In 1983, after animal activists groups like Green Peace were able to convince the European Union to ban products made from whitecoat harp seal pups, everything changed for the worst for Inuit people in the Canadian arctic. If that wasn’t enough, yet another ban in 2009 by the European Union caused even more hardship for the Inuit people who rely on their seal hunt to sustain their livelihood, their culture and economy.
“Angry Inuk,” a film by Alethea Arnaquq-Baril, enlightens viewers by providing background on the reality behind the anti-seal hunt demonstrations and those using whitecoat harp seal pups as their slogan. By portraying the helpless baby white seal as their poster darling, animal activists have been able to, time and again, convince world governments and the public that hunting seals is “evil and cruel” and unnecessary.
Arnaquq-Baril is narrator for the compelling documentary, which was filmed over a seven-year period beginning in the spring of 2008. The film shows the pristine landscape of the Nunavut Territory in the Canadian Arctic and looks into the Inuit people and their way of life. It explains how the seal hunt is so much a fundamental part of Inuit culture.
In one scene, Aaju Peter, a seal skin designer and a lawyer for Inuit Seal Hunting Rights, is admiring a picture of two children with their faces smeared with seal blood while enjoying eating seal. Peter explains, “To other people, this probably looks scary. But to us, this is cute.”
After the 1983 seal hunt ban was imposed, most Inuit people had no choice but to move away from their traditional grounds and into town because the price of seal skin completely crashed. Most Inuit had to find odd jobs creating carvings and perform whatever other jobs they could find. But the Inuit still had to hunt seal for food.

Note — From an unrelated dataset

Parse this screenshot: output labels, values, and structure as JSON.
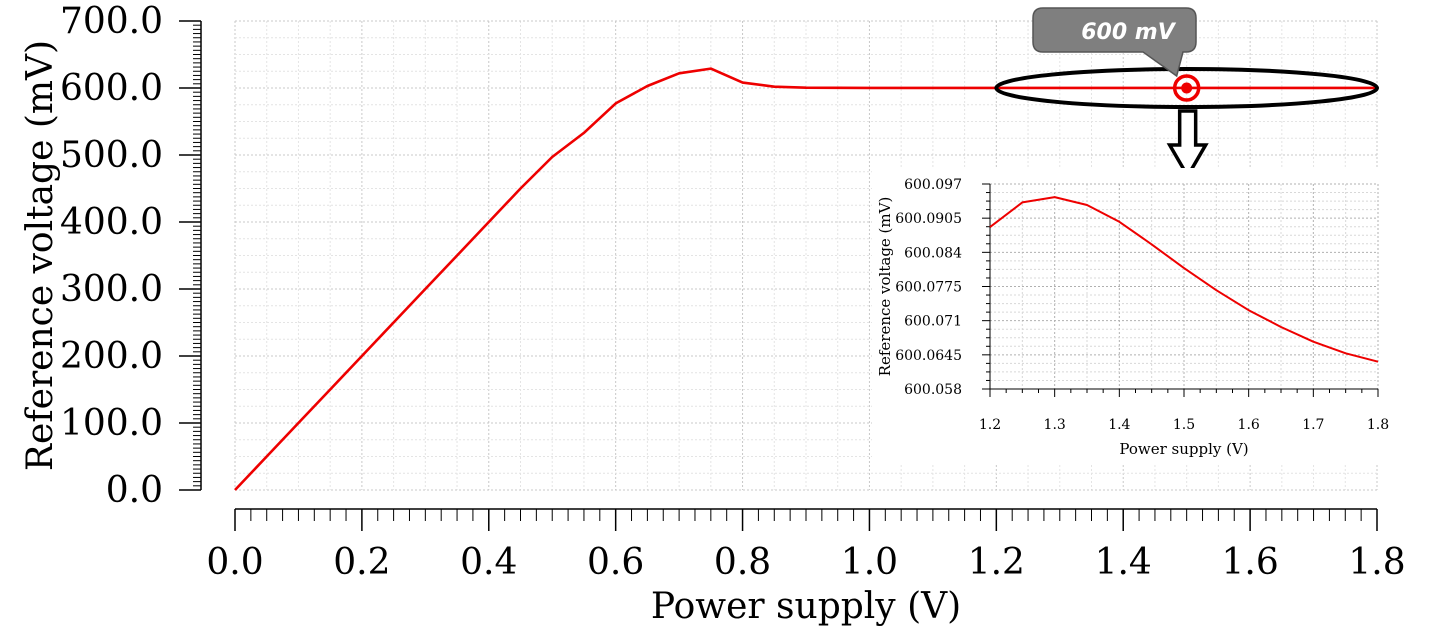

Arnaquq-Baril said the 1983 ban was their “Great Depression” as it was a life altering event for the Inuit. Within a year of the ban the suicide rate spiked even higher and has risen to rank among the highest globally ever since.
“Suicide was once a rare thing in the Inuit community. As a result of traumas from residential school abuse, forestry relocation, and other destructive government policies, Inuit people began taking their lives at alarming rates,” narrates Arnaquq-Baril in “Angry Inuk.” “In 1983 it was yet another layer of stress on our communities causing widespread hunger and hardships.”
In 2009, the filmmaker followed a group of Inuit representative who traveled to the European Union Parliament to voice their opinion on banning the seal hunt. The viewer will see their efforts were futile and did not change world leaders’ minds on the vote.
“Angry Inuk” is a film worth watching and may even change your thoughts on the Seal Hunt Ban lobbied for by Green Peace – an organization responsible for successfully implanting the erroneous image of the “evil and killing of the baby white seal” in the minds of those not educated to the facts of Inuit life.